1. What got you into travel writing?
It’s all I ever wanted to do! But it was well into my 30s, and after many boring bylines, before I actually got paid for it. 

2. What’s the most challenging part of being a travel journalist for you?
As a 21st century freelancer, most places don’t reimburse me for expenses, so trying to do a lot of cool and interesting stuff on a family trip without spending more than a piece is actually going to pay can be a tough balance to strike.  

3. What is one thing [equipment or personal item] you can’t go without on the road?
Either my wife and daughter, or my guitar (see below). 

4. What’s your most unusual and/or memorable travel experience?
Before cell phones, I was kicked off an overnight train to Barcelona — I had no cash to cover the $7 reservation fee, only a credit card and a Europass, and my friend (who had actual cash) was in the bathroom throwing up whiskey. I ended up in a lovely town, though, called San Sebastian, and I spent the next day busking along the waterfront, where I made enough money for the next night’s train. I wrote a song about it a lifetime ago. 

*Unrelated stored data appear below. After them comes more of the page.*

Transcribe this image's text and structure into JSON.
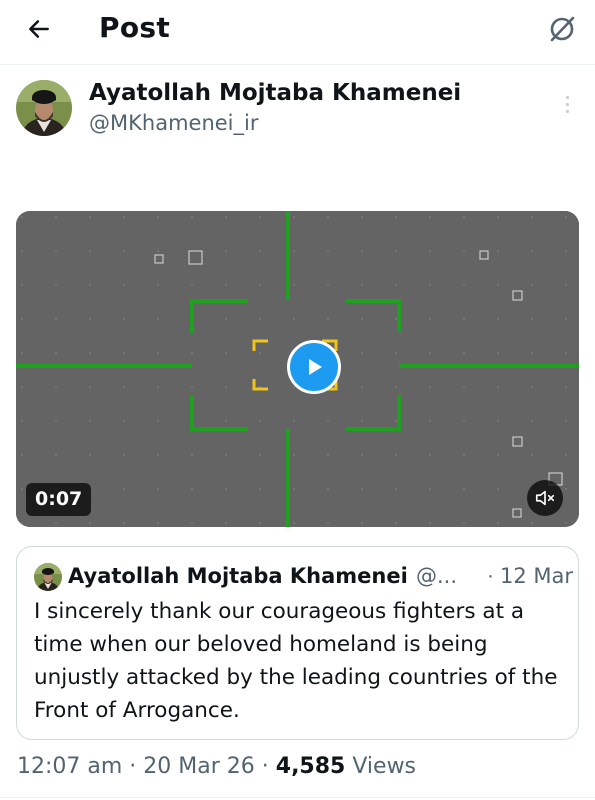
{
  "header": {
    "title": "Post",
    "back_icon": "arrow-left-icon",
    "grok_icon": "grok-icon"
  },
  "post": {
    "author_name": "Ayatollah Mojtaba Khamenei",
    "author_handle": "@MKhamenei_ir",
    "more_icon": "more-vertical-icon",
    "video": {
      "duration": "0:07",
      "play_icon": "play-icon",
      "mute_icon": "speaker-muted-icon",
      "reticle_color": "#1ea11e",
      "target_box_color": "#f0c419"
    },
    "quote": {
      "author_name": "Ayatollah Mojtaba Khamenei",
      "author_handle": "@...",
      "separator": "·",
      "date": "12 Mar",
      "text": "I sincerely thank our courageous fighters at a time when our beloved homeland is being unjustly attacked by the leading countries of the Front of Arrogance."
    },
    "meta": {
      "time": "12:07 am",
      "sep1": " · ",
      "date": "20 Mar 26",
      "sep2": " · ",
      "views_count": "4,585",
      "views_label": " Views"
    }
  },
  "colors": {
    "accent": "#1d9bf0",
    "secondary_text": "#536471",
    "border": "#cfd9de"
  }
}
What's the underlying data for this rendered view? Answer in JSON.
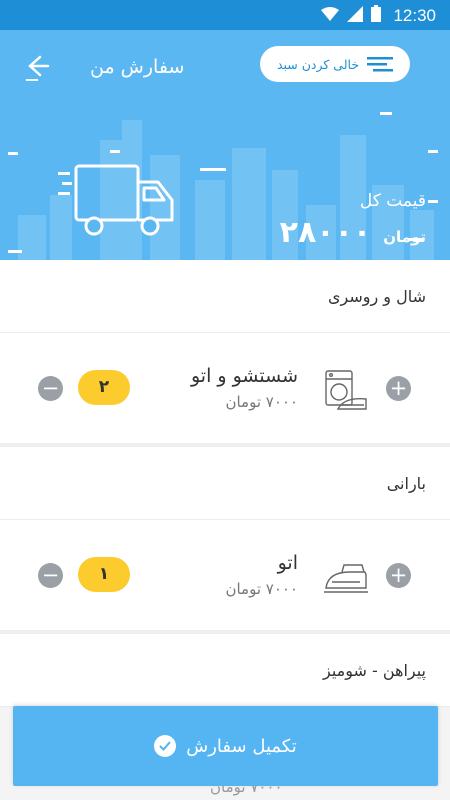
{
  "status_bar": {
    "time": "12:30"
  },
  "header": {
    "title": "سفارش من",
    "clear_label": "خالی کردن سبد",
    "total_label": "قیمت کل",
    "total_amount": "۲۸۰۰۰",
    "total_currency": "تومان"
  },
  "sections": [
    {
      "category": "شال و روسری",
      "item": {
        "name": "شستشو و اتو",
        "price": "۷۰۰۰ تومان",
        "qty": "۲",
        "icon": "washer-ironing-icon"
      }
    },
    {
      "category": "بارانی",
      "item": {
        "name": "اتو",
        "price": "۷۰۰۰ تومان",
        "qty": "۱",
        "icon": "iron-icon"
      }
    },
    {
      "category": "پیراهن - شومیز"
    }
  ],
  "ghost_price": "۷۰۰۰ تومان",
  "footer": {
    "label": "تکمیل سفارش"
  },
  "colors": {
    "primary": "#5bb7f2",
    "status_bar": "#1e8fd6",
    "badge": "#fccb2e",
    "button": "#55b4f2"
  }
}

Hmm. And on our last night in Buenos Aires about 10 years ago, we checked into a B&B pretty late, and the innkeeper noticed my guitar — he said he was going to Peña Colorado after it closed at midnight to jam with a bunch of musicians and invited us to go. So we did, and we played and sang and listened to Argentinian (and American) folk songs doused in red wine over ice. A wonderful local guitarist with a southern US accent befriended us — he had once fallen in love with an American girl, and learned to speak English through Johnny Cash songs. When we left at 3am — our flight was at 10am — the party roared on.

5. How did you learn about NATJA and why did you join?
The travel writing awards — I had a couple of pieces I was really proud of and wanted to enter them into a competition. 

6. What is the best piece of advice you could give to a rookie travel journalist?

Approach everything with a genuine sense of curiosity and wonder. Even fairly mundane or much-covered destinations can hold a good travel story if you see it in a different light.